Alum Trevor Layman (BA in Classics and History '09) has been keeping busy.  After earning an MA in 2012 in Archaeology and the History of Art from Koç University in Istanbul, Trevor traveled to Antarctica to the McMurdo Station for Summer 2013-2014, where (among other things) he taught Latin.  Many of you attended Trevor's marvelous Lunctime Colloquium last spring when he reported on his experiences in a talk called 'Terra Australis Incognita: Tales of the Antarctic Latin Club'.  Upon returning to the Pacific Northwest Trevor this fall took up a position as Latin teacher and cross country coach at Overlake School in Redmond.
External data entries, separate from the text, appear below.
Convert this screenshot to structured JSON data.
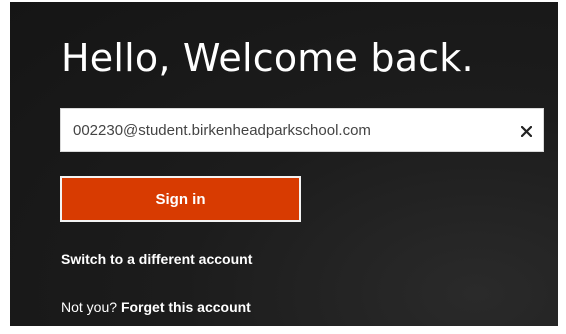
{
  "header": {
    "title": "Hello, Welcome back."
  },
  "account": {
    "email": "002230@student.birkenheadparkschool.com",
    "clear_icon": "close-icon"
  },
  "actions": {
    "sign_in_label": "Sign in",
    "switch_account_label": "Switch to a different account",
    "not_you_label": "Not you?",
    "forget_account_label": "Forget this account"
  },
  "colors": {
    "accent": "#d83b01",
    "background": "#1c1c1c"
  }
}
Trevor has recently published a book,  entitled "The Incineration of New Babylon": The Fire Poem of Konstantinos StilbesHere's Trevor's description:

"On the eve of the Fourth Crusade, Constantinople was a medieval cosmopolis. Western merchants and Crusaders shared the streets with Byzantines, who endowed “New Rome” with complex literature and architecture. On the night of July 25th 1197, a fire began in a seaside granary and quickly spread inland, laying waste to much of the city and leaving behind only rubble and soot. Konstantinos Stilbes, a teacher and clergyman, composed a poem lamenting the disaster, hailing it as divine judgment for the sins of “New Babylon.” The poem offers clues to the nature of Constantinople's built environment, alluding to mansions, monasteries, coastal roads, and churches destroyed in the blaze. The poem is also a witness to the breadth of 12th century poetic Greek, interweaving medieval neologisms with Homer and the Septuagint. This book presents the Greek text of the poem together with a facing English translation and detailed commentary, and includes chapters dedicated to Stilbes, the poem's metrics, 12th century intertextuality, and the history of fire on the Golden Horn from Constantine through Ottoman times."